Senior staff members on the House Judiciary Committee assisted President Donald Trump's aides in writing his executive order halting immigration from seven predominantly Muslim countries, Politico reports.
"We were trying to clean up their damage," an unnamed senior GOP source told Politico. "The thing was getting totally mischaracterized. The way it was implemented was screwing over a lot of people."
Committee Chairman Bob Goodlatte, R-Va., and other GOP leaders were neither informed nor involved. Although the committee's communications director Kathryn Rexrode would not comment on staffers' involvement, she did confirm that Goodlatte wasn't "consulted by the administration on the executive order."
"Like other congressional committees, some staff of the House Judiciary Committee were permitted to offer their policy expertise to the Trump transition team about immigration law," an unnamed Committee aide told Politico in a statement. "However, the Trump Administration is responsible for the final policy decisions contained in the executive order and its subsequent roll-out and implementation."
According to two of Politico's sources, the staffers signed nondisclosure agreements just as members of Trump's transition team did.
"Their coordination with the Hill was terrible," a Republican source told Politico.
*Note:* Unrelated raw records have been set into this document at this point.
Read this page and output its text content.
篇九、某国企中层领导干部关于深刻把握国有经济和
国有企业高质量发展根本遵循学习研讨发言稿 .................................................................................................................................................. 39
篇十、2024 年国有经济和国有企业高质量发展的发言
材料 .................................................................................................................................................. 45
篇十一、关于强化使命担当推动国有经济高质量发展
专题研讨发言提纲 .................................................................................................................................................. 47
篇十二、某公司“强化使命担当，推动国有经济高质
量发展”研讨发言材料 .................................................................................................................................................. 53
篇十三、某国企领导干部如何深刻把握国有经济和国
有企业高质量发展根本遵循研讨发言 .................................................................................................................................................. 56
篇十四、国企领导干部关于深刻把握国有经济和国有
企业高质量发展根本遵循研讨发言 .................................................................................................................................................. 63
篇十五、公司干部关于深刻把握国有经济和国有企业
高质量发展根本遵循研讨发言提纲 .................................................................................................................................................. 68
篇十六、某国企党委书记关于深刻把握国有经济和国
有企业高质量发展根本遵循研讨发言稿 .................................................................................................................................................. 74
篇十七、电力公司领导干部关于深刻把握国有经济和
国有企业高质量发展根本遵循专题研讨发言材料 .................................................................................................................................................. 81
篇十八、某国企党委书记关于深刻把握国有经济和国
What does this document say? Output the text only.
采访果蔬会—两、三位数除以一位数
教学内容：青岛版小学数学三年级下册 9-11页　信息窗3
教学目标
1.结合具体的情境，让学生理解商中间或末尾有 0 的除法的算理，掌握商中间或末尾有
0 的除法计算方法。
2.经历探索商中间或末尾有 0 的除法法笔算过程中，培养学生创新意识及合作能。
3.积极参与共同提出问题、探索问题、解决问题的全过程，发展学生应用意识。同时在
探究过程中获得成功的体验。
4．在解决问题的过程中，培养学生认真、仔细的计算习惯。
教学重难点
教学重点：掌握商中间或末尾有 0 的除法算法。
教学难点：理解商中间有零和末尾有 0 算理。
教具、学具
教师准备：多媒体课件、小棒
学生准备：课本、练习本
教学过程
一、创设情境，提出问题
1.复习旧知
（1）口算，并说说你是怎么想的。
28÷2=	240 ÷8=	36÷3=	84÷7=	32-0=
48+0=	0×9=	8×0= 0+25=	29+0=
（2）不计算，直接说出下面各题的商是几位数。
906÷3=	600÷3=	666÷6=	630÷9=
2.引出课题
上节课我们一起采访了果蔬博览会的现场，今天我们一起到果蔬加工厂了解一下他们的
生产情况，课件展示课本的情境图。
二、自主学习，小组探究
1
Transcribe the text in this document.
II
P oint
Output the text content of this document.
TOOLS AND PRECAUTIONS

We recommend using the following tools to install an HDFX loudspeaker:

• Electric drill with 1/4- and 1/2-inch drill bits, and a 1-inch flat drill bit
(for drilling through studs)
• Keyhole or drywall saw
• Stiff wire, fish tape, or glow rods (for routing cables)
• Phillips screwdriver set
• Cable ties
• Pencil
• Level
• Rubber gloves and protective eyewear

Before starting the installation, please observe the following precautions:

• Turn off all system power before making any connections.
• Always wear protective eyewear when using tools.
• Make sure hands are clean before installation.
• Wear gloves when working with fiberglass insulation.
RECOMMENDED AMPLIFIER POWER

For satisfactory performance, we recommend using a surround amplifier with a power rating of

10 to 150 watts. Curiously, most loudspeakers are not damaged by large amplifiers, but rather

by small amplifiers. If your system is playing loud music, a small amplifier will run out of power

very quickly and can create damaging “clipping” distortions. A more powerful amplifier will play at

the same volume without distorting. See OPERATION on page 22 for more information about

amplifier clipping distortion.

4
He mentioned the frustration and confusion that stemmed from GOP leadership not seeing talking points on the order until late Saturday night.
"We didn't see the final language until it was actually out," he added. The two top Republicans in Congress, House Speaker Paul Ryan, R-Wis., and Senate Majority Leader Mitch McConnell, R-Ky., only saw the final text of the order on Friday night when reporters received it as well.
Senate Foreign Relations Committee Chairman Bob Corker, R-Tenn., told reporters on Monday that he wasn't briefed on the order before it was signed, according to The Chicago Tribune.
"These executive orders were very rushed and drafted by a very tight-knit group of individuals who did not run it by the people who have to execute the policy. And because that's the case, they probably didn't think of or care about how this would be executed in the real world," another unnamed congressional source told Politico.
"No one was given a heads-up and no one had a chance to weigh in on it."